Terrelle Pryor caught two passes for 31 yards in Sunday's win over the Rams, and this was his last reception that prompted a Tuesday evening Twitter message for the safety Cody Davis, who made the tackle on the play:
@CodyDavis rule 101 ... not a dirty play...BUT..We all want success try to hit a little higher and not take out knees in future.. thank you pic.twitter.com/srnzHmkafg
— Terrelle Pryor SR (@TerrellePryor) September 20, 2017
Low hits on unprotected receivers have become a problem pretty much since the league made it illegal to hit those same receivers high. We saw it in the preseason with Odell Beckham, who was on the shelf for nearly a month before returning on Monday night where he still looked less than 100 percent.

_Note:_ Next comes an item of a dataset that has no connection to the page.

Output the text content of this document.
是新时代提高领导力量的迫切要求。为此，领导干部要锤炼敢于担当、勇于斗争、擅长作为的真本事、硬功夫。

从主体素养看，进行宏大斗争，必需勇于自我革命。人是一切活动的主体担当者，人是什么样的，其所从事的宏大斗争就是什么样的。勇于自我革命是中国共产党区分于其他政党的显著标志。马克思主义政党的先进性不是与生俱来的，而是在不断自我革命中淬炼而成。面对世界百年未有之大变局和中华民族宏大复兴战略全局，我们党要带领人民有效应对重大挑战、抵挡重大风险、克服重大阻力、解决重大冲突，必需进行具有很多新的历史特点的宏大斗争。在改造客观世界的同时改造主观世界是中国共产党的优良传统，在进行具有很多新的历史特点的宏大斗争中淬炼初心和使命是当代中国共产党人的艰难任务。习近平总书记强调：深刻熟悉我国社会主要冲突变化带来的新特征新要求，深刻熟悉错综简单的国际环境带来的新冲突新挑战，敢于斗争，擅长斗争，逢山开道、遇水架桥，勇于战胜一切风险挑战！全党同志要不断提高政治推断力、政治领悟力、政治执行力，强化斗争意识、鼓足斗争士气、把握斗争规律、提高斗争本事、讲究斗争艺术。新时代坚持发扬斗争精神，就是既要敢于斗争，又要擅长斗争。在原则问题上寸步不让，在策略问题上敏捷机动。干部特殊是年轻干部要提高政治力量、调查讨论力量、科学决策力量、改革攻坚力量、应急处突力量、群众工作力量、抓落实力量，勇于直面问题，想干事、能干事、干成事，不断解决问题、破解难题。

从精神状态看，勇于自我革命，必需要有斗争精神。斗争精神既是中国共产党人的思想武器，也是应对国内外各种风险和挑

If you do this in a pre-season game, you should be suspended for the ENTIRE REGULAR SEASON. pic.twitter.com/f67pxykqqB
— Don Van Natta Jr. (@DVNJr) August 22, 2017
The problem, of course, is that the NFL fines players for hits near the head. Just ask Pryor's teammate, safety D.J. Swearinger. In 2013, Swearinger was a rookie in Houston and ended then Dolphins-tight end Dustin Keller's season -- and, it turns out, career -- with a low hit in a preseason game.
"With the rules in this era you've got to hit low," Swearinger said at the time. "If I would have hit him high, I would have gotten a fine. So I think I made the smartest play. I'm sorry it happened and I pray he has a speedy recovery. ... Right now it's just instinct. You see somebody come across the middle, you gotta go low. You're going to cost your team 15 yards. You've got to play within the rules."
Then-Dolphins wide receiver Brian Hartline was unimpressed with Swearinger's rationale for going low.
"It's crap," Hartline said in reponse to Swearinger's comments. "I mean I think that, me personally, if you're telling me, 'Oh, I'm so worried about going high or hurt[ing] the head,' you consciously went low then, is what you're trying to tell me."
This was Steelers linebacker James Harrison's explanation for hitting former Broncos wide receiver Eric Decker low during a wild-card game in Jan. 2012. Decker was injured on the play but Broncos general manager John Elway conceded that Harrison's tackle was within the rules given the NFL's emphasis on reducing head injuries.
"The [tackling] target is now lower," Elway said at the time. "Harrison, because of the fact that he's been fined so often, really had no other option. ... I don't think he intended to hurt Eric. But obviously because of the situations he's been in, he had to go low and stay away from the head. And it ended up costing an MCL sprain for Eric."
Luckily, Pryor avoided injury altogether. And while receivers say there is no place in the game for going low, the reality is that there is a place for it. Not because it's right, but because defenders are running out of places to hit a player when making a tackle.